Неоднозначность отношения к образу в христианстве, как и различие в западном и восточном понимании этого вопроса, стали особенно явными во время иконоборческого кризиса VIII в. В Византии, помимо политических причин и отрицания злоупотреблений в отношении почитания икон, всегда имелись сомнения в правомерности тех представлений об иконе, которые были санкционированы Церковью. Основания такого сомнения лежали в отрицании возможности проникновения материи божеством – положения, которое в противовес представлениям первых христиан, все более утверждалось в Византии. Теория, признающая присутствие первообраза в образе, устраняла разрыв между творцом и творением, между божественным и материальным, иконоборческая же логика его увеличивала, противореча самой сути православной церкви, которая должна была «здесь и теперь» служить соединением земли и неба. Отсюда непримиримость в борьбе за признание святости и благодатной силы изображений, которая по сути дела была борьбой Церкви за собственное «своеобразие». Итогом иконоборческого кризиса в Византии явилось детально разработанное учение об образе и жесткая формулировка: кто не почитает иконы, тот не верует в Христа и его воплощение. Культовое изображение стало необходимым элементом храма, а изобразительные программы церквей приобрели строгую систему. Запад, пройдя через иконоборчество, признал почитание икон, но так и не воспринял воззрения восточного богословия о сакральном смысле изображений. «Libri Carolini», составленные франкскими богословами в ответ на постановления VII Вселенского Собора, отстаивали «умеренный путь», согласно которому, допускалось присутствие изображений в церквях, но не для поклонения им, как предметам священным, а для напоминания и украшения стен.
Таким образом, начиная с IX в. византийское богословие последовательно утверждало онтологическую значимость образа. Икона – это не просто символ, указывающий на священный объект и напоминающий о нем. Она является «реальным» символом, который одновременно обозначает и являет обозначаемое. Культовые изображения в храме не просто показывают иную реальность, но осуществляют ее, в единстве с литургией воплощая основную идею православной церкви – служить частицей грядущего царства божия на земле. Между тем начиная с XII в. в Византии представления о сущности и назначении культовых образов постепенно трансформировались.

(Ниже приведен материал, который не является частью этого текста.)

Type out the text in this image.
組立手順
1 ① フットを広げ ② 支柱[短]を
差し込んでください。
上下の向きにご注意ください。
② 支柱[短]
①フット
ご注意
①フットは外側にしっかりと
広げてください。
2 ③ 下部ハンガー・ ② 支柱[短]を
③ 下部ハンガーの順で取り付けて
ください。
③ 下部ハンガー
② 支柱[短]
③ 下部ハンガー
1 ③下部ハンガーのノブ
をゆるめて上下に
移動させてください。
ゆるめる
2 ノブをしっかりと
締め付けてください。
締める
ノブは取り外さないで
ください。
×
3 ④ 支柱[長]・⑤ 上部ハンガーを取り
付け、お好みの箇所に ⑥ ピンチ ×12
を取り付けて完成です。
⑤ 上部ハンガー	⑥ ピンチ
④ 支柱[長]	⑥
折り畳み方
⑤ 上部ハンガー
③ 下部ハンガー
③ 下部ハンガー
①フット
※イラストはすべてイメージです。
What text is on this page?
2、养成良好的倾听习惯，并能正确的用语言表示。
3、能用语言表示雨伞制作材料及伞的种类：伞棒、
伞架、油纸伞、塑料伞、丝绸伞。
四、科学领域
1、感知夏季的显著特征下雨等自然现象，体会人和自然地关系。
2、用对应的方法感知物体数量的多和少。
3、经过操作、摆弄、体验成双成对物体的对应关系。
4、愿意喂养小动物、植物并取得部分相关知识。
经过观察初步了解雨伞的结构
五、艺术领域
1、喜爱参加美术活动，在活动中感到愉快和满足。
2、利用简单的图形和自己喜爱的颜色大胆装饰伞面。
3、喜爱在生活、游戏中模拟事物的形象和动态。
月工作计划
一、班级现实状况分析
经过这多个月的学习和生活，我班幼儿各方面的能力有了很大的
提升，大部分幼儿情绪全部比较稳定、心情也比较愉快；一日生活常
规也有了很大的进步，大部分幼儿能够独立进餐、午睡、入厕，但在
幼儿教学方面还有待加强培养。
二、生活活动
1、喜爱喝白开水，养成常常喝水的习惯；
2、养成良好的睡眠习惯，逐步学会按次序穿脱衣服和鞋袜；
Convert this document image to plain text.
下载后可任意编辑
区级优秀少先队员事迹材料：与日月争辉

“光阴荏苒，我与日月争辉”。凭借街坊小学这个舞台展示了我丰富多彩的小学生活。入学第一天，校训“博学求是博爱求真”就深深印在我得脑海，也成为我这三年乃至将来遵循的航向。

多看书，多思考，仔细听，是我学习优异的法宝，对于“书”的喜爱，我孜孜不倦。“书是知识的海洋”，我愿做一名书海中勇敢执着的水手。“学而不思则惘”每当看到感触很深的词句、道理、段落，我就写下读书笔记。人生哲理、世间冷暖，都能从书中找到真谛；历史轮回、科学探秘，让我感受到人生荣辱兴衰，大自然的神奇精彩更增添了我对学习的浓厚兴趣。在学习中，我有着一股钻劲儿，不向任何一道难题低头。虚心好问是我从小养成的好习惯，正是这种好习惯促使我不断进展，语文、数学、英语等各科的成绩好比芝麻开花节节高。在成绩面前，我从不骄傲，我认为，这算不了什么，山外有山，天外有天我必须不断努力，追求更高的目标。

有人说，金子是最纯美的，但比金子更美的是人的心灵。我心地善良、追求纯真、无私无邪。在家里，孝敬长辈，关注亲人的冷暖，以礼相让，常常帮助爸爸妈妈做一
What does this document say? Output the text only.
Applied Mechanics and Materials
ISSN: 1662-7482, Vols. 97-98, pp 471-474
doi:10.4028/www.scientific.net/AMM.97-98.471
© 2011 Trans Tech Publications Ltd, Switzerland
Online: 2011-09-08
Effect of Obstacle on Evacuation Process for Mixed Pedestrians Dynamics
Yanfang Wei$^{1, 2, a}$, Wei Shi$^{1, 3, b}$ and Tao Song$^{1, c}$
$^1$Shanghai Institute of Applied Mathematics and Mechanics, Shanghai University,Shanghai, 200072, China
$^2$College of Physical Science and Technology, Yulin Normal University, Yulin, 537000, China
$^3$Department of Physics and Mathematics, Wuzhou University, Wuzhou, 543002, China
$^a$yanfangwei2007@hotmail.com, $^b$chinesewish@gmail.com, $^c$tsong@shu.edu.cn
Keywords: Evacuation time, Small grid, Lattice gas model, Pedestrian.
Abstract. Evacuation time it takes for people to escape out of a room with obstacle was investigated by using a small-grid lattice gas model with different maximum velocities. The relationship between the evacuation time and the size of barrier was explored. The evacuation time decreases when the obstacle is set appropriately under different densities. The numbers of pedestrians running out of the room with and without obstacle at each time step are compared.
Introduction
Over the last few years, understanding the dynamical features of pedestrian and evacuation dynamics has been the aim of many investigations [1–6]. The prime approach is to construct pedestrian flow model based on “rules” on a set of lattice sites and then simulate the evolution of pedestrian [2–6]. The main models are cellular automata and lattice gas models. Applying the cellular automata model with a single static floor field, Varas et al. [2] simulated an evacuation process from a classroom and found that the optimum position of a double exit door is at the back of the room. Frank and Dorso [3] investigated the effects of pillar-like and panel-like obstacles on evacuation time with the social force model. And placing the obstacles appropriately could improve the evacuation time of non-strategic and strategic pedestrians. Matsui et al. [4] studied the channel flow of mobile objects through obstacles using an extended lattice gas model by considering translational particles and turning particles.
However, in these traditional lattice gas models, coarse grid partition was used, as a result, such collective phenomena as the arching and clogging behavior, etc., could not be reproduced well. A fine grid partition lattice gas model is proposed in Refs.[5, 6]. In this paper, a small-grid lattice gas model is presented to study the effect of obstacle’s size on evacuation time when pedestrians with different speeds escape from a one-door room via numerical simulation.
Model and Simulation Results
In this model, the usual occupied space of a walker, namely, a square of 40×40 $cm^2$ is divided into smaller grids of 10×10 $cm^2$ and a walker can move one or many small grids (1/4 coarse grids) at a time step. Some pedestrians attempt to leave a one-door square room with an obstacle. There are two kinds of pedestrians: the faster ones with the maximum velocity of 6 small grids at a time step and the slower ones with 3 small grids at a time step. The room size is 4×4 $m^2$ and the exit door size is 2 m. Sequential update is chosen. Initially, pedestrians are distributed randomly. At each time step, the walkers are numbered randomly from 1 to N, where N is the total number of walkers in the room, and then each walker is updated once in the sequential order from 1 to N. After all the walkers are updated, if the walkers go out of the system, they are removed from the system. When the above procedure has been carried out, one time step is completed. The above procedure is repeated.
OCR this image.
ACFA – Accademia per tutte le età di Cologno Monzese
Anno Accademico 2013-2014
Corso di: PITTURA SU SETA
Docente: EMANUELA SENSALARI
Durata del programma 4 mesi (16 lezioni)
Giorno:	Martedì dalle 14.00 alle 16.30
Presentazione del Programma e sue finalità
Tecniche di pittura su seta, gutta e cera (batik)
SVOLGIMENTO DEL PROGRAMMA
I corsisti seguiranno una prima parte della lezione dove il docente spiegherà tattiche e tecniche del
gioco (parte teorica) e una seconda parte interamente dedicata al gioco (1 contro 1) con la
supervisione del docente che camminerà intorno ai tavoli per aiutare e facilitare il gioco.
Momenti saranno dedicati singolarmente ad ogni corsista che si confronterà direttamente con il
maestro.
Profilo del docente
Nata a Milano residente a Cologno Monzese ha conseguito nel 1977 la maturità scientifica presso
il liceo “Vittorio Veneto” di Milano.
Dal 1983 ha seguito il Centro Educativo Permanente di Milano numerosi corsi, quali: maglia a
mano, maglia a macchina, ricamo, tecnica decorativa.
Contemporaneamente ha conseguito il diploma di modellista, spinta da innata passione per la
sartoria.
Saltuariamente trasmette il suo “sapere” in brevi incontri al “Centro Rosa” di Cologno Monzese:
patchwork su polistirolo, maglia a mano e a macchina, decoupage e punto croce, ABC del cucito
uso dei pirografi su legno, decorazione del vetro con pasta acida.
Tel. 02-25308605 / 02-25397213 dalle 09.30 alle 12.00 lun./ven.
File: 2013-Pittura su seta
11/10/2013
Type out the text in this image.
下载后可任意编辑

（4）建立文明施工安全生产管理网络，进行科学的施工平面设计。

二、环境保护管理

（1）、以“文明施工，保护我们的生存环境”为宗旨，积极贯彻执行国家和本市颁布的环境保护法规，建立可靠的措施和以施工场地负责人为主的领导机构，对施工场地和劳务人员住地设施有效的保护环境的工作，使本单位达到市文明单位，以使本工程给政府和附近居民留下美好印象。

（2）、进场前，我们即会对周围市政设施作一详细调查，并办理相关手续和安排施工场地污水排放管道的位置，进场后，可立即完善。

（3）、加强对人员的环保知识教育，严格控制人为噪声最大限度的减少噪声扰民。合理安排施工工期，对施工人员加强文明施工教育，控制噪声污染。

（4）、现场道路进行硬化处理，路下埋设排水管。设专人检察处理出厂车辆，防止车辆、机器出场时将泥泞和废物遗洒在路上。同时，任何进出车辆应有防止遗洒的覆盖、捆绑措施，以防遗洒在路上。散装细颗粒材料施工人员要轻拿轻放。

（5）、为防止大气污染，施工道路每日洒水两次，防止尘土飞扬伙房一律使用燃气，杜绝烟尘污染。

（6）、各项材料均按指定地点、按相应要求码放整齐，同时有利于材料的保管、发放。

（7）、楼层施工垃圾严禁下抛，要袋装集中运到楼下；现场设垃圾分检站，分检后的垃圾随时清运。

Теперь они все чаще рассматривались как средства пробуждения религиозного чувства и интеллектуального познания, а не как средства причастия к сверхчувственной реальности. В русском православии, начиная со второй половины XV в., наблюдались сходные тенденции. Лишь на рубеже XIX–XX вв. наступила переоценка ценностей, связанная с общим возрождением православной церкви, возвращающейся к своим истокам. Появилось тяготение к традиционной православной архитектуре и иконописи, возродилось богословие иконы, восстанавливающее ее значимость в качестве священного изображения.
На Западе особенно широкое почитание образов началось с IX века, к чему привело объединение изображения и реликвии. Такие образы признавались священными, но святость их определялась не изображенным. Не идентичность образа персонажу делала его источником благодати, почитание оправдывалось связью с реликвией или тем, что само изображение носило характер реликвии в силу своей древности или происхождения. В XII–XIII вв. западные представления о назначении образа расширились. Изображения стали служить не только для украшения, просвещения и воспитания, или же являться предметом почитания, сходного с почитанием реликвий. Теперь они воспринимались как медиаторы между человеком и Богом. Значение образа в качестве средства спасения возросло, но не потому, что за ним признали возможность «обоживающего» воздействия, а потому, что он стал представляться ступенью в восхождении к Богу и будущему спасению. Современный католицизм, во многом обновивший свои позиции, в отношении к изображениям следует прежним курсом. Как и прежде, образ не являет божественную реальность, а только указывает на нее, оказывая психологическое воздействие на участников богослужения.
Протестантизм начал свое существование с активного иконоборчества. Такая позиция реформаторов была обусловлена, прежде всего, отрицанием самого института Церкви как посредника в общении с Богом и спасении человека. Церковь и все средства привлечения благодати, которыми она владела, представлялись неприемлемыми, в том числе изображения. Они порождали приверженность внешним формам религии и утрату подлинно духовной веры и религиозности. Современный протестантизм един в своем отрицании почитания образов, но расходится во взглядах на возможность существования христианского искусства как такового. Позицию даже самых умеренных мыслителей в целом можно определить как безразличие по отношению к изобразительному искусству. Присутствие изображений в храме становится бессмысленным, так как в понимании протестантов богослужение является проповедью слова Божиего, которое, при должном его восприятии, является достаточным для приобщения к Богу.